Belakangan ini persoalan gas elpiji kembali mencuat ke permukaan. Mengikuti wacana yang berkembang di media arus utama menunjukkan bahwa kebijakan baru segera diberlakukan, terutama menyangkut pencabutan harga subsidi dan rencana pembenahan penyaluran gas elpiji 3 kg yang selama ini tidak sesuai peruntukannya.
Tidak sesuai peruntukannya dimaksud penulis sebagai persoalan lama yang hingga kini belum tertangani secara tuntas. Gas elpiji 3 kg (gas melon) yang jelas-jelas tertulis khusus untuk rakyat atau warga miskin tetapi dalam kenyataannya malah banyak dikonsumsi kalangan menengah ke atas.
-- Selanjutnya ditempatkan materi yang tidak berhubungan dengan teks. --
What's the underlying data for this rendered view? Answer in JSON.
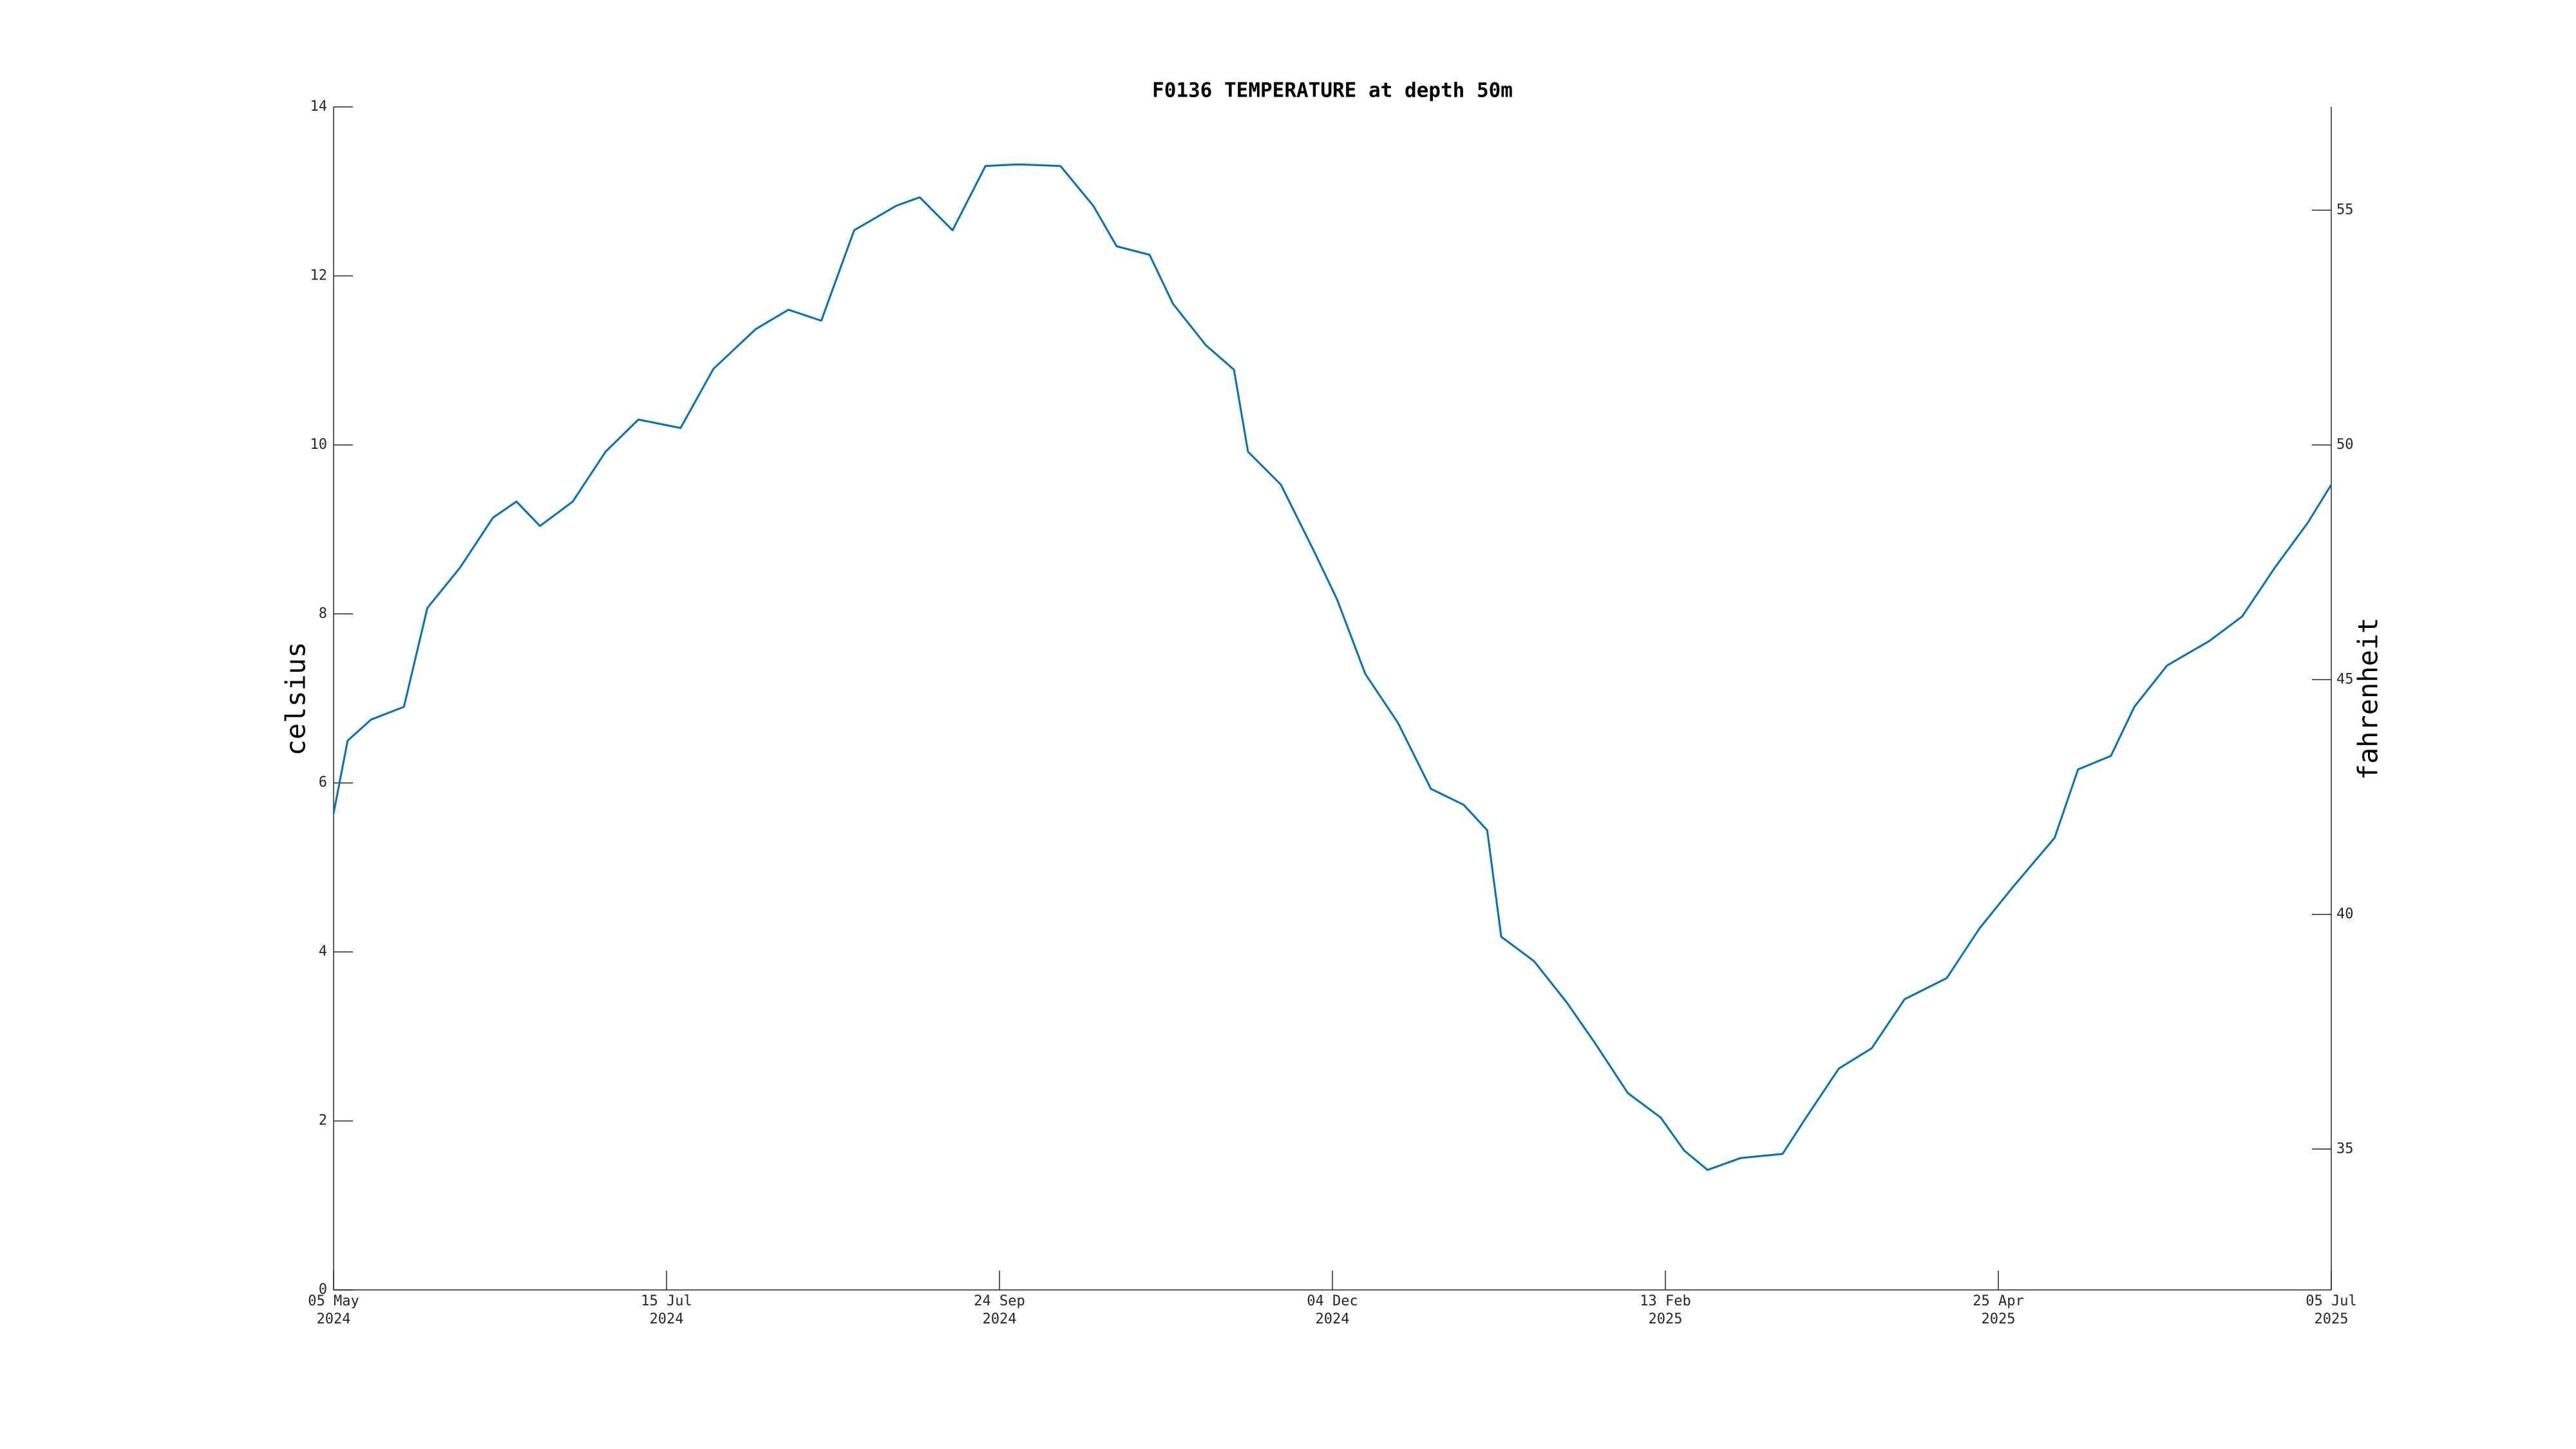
{
  "chart_data": {
    "type": "line",
    "title": "F0136 TEMPERATURE at depth 50m",
    "ylabel": "celsius",
    "y2label": "fahrenheit",
    "x": [
      "2024-05-05",
      "2024-05-08",
      "2024-05-13",
      "2024-05-20",
      "2024-05-25",
      "2024-06-01",
      "2024-06-08",
      "2024-06-13",
      "2024-06-18",
      "2024-06-25",
      "2024-07-02",
      "2024-07-09",
      "2024-07-18",
      "2024-07-25",
      "2024-08-03",
      "2024-08-10",
      "2024-08-17",
      "2024-08-24",
      "2024-09-02",
      "2024-09-07",
      "2024-09-14",
      "2024-09-21",
      "2024-09-28",
      "2024-10-07",
      "2024-10-14",
      "2024-10-19",
      "2024-10-26",
      "2024-10-31",
      "2024-11-07",
      "2024-11-13",
      "2024-11-16",
      "2024-11-23",
      "2024-11-30",
      "2024-12-05",
      "2024-12-11",
      "2024-12-18",
      "2024-12-25",
      "2025-01-01",
      "2025-01-06",
      "2025-01-09",
      "2025-01-16",
      "2025-01-23",
      "2025-01-29",
      "2025-02-05",
      "2025-02-12",
      "2025-02-17",
      "2025-02-22",
      "2025-03-01",
      "2025-03-10",
      "2025-03-15",
      "2025-03-22",
      "2025-03-29",
      "2025-04-05",
      "2025-04-14",
      "2025-04-21",
      "2025-04-28",
      "2025-05-07",
      "2025-05-12",
      "2025-05-19",
      "2025-05-24",
      "2025-05-31",
      "2025-06-09",
      "2025-06-16",
      "2025-06-23",
      "2025-06-30",
      "2025-07-05"
    ],
    "values": [
      5.64,
      6.5,
      6.75,
      6.9,
      8.07,
      8.55,
      9.14,
      9.33,
      9.04,
      9.33,
      9.92,
      10.3,
      10.2,
      10.9,
      11.37,
      11.6,
      11.47,
      12.54,
      12.83,
      12.93,
      12.54,
      13.3,
      13.32,
      13.3,
      12.83,
      12.35,
      12.25,
      11.67,
      11.18,
      10.89,
      9.92,
      9.53,
      8.75,
      8.17,
      7.29,
      6.71,
      5.93,
      5.74,
      5.44,
      4.18,
      3.89,
      3.4,
      2.92,
      2.33,
      2.04,
      1.65,
      1.42,
      1.56,
      1.61,
      2.04,
      2.62,
      2.86,
      3.44,
      3.69,
      4.28,
      4.76,
      5.35,
      6.16,
      6.32,
      6.9,
      7.39,
      7.68,
      7.97,
      8.55,
      9.08,
      9.53
    ],
    "color": "#0072bd",
    "xlim": [
      "2024-05-05",
      "2025-07-05"
    ],
    "xticks": [
      {
        "value": "2024-05-05",
        "label": [
          "05 May",
          "2024"
        ]
      },
      {
        "value": "2024-07-15",
        "label": [
          "15 Jul",
          "2024"
        ]
      },
      {
        "value": "2024-09-24",
        "label": [
          "24 Sep",
          "2024"
        ]
      },
      {
        "value": "2024-12-04",
        "label": [
          "04 Dec",
          "2024"
        ]
      },
      {
        "value": "2025-02-13",
        "label": [
          "13 Feb",
          "2025"
        ]
      },
      {
        "value": "2025-04-25",
        "label": [
          "25 Apr",
          "2025"
        ]
      },
      {
        "value": "2025-07-05",
        "label": [
          "05 Jul",
          "2025"
        ]
      }
    ],
    "ylim": [
      0,
      14
    ],
    "yticks": [
      0,
      2,
      4,
      6,
      8,
      10,
      12,
      14
    ],
    "y2lim": [
      32,
      57.2
    ],
    "y2ticks": [
      35,
      40,
      45,
      50,
      55
    ],
    "grid": false
  }
}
Melihat pengalaman nyata di lapangan, ketika permintaan gas tersebut meningkat, harga cenderung membubung, maka warga miskin semakin terjepit dan sulit bisa mendapatkan kebutuhannya karena kemampuan daya belinya terbatas.
Bayangkan saja, harga eceran elpiji 3 kg yang seharusnya Rp16.000 s/d Rp 20.000 per-tabung manakala terjadi kelangkaan harganya bisa dua kali lipat, bahkan bisa lebih, dan hanya pihak-pihak tertentu yang diuntungkan dalam memanfaatkan momen tersebut.
Berapapun jumlah kuota ditambah untuk menutupi kelangkaan, tetap saja tidak mampu bahkan selalu menimbulkan masalah. Justru permainan kalangan tertentu memanfaatkan tambahan kuota untuk memetik profit sebesar-besarnya.
Kasus demikian selalu saja terjadi bahkan belum pernah ada solusi nyata. Kalaupun ada operasi pengawasan terhadap distribusi atau penyaluran gas elpiji (3 kg), terutama yang dikonsumsi kalangan mampu secara ekonomi dan operasi terhadap elpiji oplosan, ternyata dalam perjalanannya tak banyak menyelesaikan masalah.
Operasi penyalahgunaan gas elpiji 3 kg (yang dikonsumsi kalangan ekonomi mampu) sepertinya hanya merupakan langkah temporer sehingga setelahnya masih saja terjadi kasus-kasus serupa di hampir semua daerah.
Jika kemudian kasusnya hendak diusut lebih jauh, masing-masing pihak antara distributor, agen (subagen), hingga pangkalan -- semuanya berkelit untuk memperkuat alasan. Sepertinya kasus ini masuk dalam jebakan lingkaran setan.
Pemerintah daerah pun sebagai fasilitator ternyata tidak mampu mencari akar masalah untuk membenahi supaya penyaluran gas elpiji 3 kg tidak salah sasaran.
Berlarut-larutnya kasus seperti penulis paparkan di atas, agaknya pemerintah pusat saat ini mulai menaruh perhatian. Harga gas elpiji 3 kg disesuaikan dengan harga pasar, diperkirakan nantinya sekitar Rp 40.000 per-tabung, sedangkan rakyat miskin tetap mendapatkan subsidi melalui sistem tertutup.
Berita di Harian Kompas beberapa waktu lalu menyebutkan: pemerintah menyiapkan langkah menertibkan subsidi elpiji kemasan 3 kilogram mulai pertengahan tahun ini.